AbbVie’s patent-aggressive US strategy for flagship Humira pays off, as judge dismisses lawsuit alleging anticompetitive activity
AbbVie has long fiercely protected its flagship Humira — the world’s bestselling drug — with a patent raincoat perhaps as durable as a Mackintosh. And while it has made a series of moves for a post-Humira future, notably the $63 billion acquisition of Allergan, a US judge has ruled in favor of the company against allegations that it engaged in anticompetitive conduct to elbow out rivals in the United States.
The allegation is hardly novel. A host of critics, including US lawmakers, have long admonished the company’s patent-aggressive approach to insulate Humira from US biosimilar competition. AbbVie currently holds more than 100 patents for Humira and through deals it has eked out with rivals, the first US biosimilar isn’t expected to hit the market until 2023 — two decades since the drug was first introduced.
In 2018 alone, the anti-inflammatory biologic raked in peak sales of $20 billion — or the current market capitalization of Incyte. Between 2012 and 2018, it generated US sales of more than $56 billion.
When AbbVie’s main patent for Humira ran out in 2016, AbbVie applied for a raft of new patents — solely for the purpose of shielding the drug from any biosimilar competition in the United States, the complaint alleged, adding that the move was further strengthened by AbbVie’s agreements with rivals Amgen, Samsung Bioepis, and Novartis’ Sandoz to keep biosimilars off the US market until 2023.
“AbbVie has exploited advantages conferred on it through lawful practices and to the extent this has kept prices high for Humira, existing antitrust doctrine does not prohibit it, US District Judge Manish Shah wrote in an order dismissing the lawsuit on Monday.
The plaintiffs in the lawsuit are indirect purchasers of Humira, including the City of Baltimore, an insurance trust fund for Miami police officers and a benefit plan for pipe trade workers in Minnesota.
Their allegations, that Humira competition was blocked in the United States via a so-called “patent thicket,” also highlighted that AbbVie has worked out deals with biosimilar companies to launch in Europe despite existing patents there. In the first full year after European biosimilars launched, Humira’s international sales fell by 28% to $4.3 billion.
When grilled about AbbVie’s conduct at a Congressional drug price hearing last year, AbbVie chief Richard Gonzalez said that while some European nations have bagged an 80% discount on Humira, the US price (about $4,500) of the drug and the sales it generates is what keeps the company’s R&D engine hot.
AbbVie’s conduct constituted a “disparate set of aggressive but mostly protected actions to allege a scheme to harm competition and maintain high prices,” the judge acknowledged on Monday.
But even when the allegations are “considered broadly and together for their potential to restrain trade, they “fall short of alleging the kind of competitive harm remedied by antitrust law,” he said.
His reasons for dismissing the lawsuit were twofold — that the plaintiffs’ theory of antitrust injury was too speculative, and that AbbVie is largely protected by the Noerr–Pennington doctrine.
The doctrine, which developed in the context of two US Supreme Court cases decided during the 1960s, is a defense rooted in the First Amendment.
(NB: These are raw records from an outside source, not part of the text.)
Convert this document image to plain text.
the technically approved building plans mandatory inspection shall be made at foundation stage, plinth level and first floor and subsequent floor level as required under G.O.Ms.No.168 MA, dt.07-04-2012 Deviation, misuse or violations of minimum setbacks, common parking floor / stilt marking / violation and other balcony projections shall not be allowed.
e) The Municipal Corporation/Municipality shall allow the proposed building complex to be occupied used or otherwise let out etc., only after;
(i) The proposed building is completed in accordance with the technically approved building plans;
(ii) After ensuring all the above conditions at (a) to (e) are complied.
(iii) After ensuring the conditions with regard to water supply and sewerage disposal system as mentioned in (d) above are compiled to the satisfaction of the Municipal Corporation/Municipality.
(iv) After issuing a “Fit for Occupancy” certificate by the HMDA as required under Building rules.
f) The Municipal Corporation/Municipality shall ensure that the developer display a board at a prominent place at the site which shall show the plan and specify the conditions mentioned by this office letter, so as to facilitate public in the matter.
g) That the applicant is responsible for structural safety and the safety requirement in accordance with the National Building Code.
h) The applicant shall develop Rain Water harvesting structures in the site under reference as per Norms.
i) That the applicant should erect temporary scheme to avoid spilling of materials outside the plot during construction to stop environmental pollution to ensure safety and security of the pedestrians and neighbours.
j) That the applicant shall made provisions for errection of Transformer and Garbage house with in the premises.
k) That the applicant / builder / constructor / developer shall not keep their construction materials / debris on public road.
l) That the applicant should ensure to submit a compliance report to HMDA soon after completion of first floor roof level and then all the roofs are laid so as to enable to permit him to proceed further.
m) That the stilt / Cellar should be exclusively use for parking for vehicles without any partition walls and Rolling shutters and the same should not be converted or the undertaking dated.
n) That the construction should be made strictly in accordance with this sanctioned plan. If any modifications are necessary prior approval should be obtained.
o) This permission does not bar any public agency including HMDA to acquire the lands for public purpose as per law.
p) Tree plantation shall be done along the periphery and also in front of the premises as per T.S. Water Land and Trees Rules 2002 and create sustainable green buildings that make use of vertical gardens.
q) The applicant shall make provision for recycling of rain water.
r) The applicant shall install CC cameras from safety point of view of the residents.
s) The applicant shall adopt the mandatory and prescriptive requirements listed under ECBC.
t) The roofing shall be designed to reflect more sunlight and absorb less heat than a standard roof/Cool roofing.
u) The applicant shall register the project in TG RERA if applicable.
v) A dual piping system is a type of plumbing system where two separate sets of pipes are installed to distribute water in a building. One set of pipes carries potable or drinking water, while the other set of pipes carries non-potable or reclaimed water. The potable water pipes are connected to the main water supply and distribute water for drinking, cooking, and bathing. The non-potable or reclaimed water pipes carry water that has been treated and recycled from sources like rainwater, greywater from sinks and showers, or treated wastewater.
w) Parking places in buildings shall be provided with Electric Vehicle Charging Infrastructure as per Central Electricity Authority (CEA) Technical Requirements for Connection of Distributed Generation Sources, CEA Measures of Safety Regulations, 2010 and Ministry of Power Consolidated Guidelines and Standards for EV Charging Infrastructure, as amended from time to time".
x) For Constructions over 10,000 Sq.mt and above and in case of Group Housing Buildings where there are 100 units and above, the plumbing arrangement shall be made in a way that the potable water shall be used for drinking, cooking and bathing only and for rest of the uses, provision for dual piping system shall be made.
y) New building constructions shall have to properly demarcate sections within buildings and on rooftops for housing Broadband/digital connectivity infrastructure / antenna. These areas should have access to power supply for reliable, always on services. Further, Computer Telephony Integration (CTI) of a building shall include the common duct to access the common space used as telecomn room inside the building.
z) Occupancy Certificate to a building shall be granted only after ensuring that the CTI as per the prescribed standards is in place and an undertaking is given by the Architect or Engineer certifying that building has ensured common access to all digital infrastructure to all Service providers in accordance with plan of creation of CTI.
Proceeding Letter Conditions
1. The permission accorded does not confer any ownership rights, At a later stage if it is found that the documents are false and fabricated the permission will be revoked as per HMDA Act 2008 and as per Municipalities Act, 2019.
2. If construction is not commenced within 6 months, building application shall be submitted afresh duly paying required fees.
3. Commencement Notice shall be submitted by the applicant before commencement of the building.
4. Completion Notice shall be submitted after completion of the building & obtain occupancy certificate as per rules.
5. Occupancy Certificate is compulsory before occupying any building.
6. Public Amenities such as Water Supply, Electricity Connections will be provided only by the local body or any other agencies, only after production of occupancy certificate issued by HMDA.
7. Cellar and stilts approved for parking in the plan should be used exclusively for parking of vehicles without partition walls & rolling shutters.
In essence, the doctrine renders a company or individual immune from anticompetitive liability if their activity is a good-faith attempt to seek government action, even if that action is injurious to a competitor.
In AbbVie’s case, the company has asserted there is nothing illegal about amassing a broad portfolio of legitimate patents and that, even if a few were issued erroneously, the Noerr–Pennington doctrine immunizes it from liability.
The judge agreed.
“Here, the vast majority of the alleged scheme is immunized from antitrust scrutiny, and what’s left are a few sharp elbows thrown at sophisticated competitors participating in regulated patent and biologic-drug regimes,” he said. “Some of AbbVie’s conduct was not immunized by the Noerr–Pennington doctrine—including what plaintiffs allege to be the heart of their monopolization claim—but much of what preceded and followed that conduct was immunized, which makes the entirety of alleged monopolization scheme immune, because plaintiffs’ theory depends on all the components of AbbVie’s conduct as the means to suppress competition.”
Meanwhile, AbbVie’s plan to fill the Humira-sized hole in its portfolio is in full swing. The Allergan buyout, which was consummated in May, will relegate Humira to a 36% share of product sales and 40% of gross profit by the end of 2022, compared to 58% of revenue and 63% of gross profit last year, according to calculations by SVB Leerink analyst Geoffrey Porges.
The company has also secured the approval of two follow-up anti-inflammatory drugs that have been tapped as potential blockbusters: Rinvoq and Skyrizi. On Wednesday, it also forked over $750 million in cash and up to $3.15 billion more in milestones to ally with Genmab on a slate of 7 development and discovery cancer programs.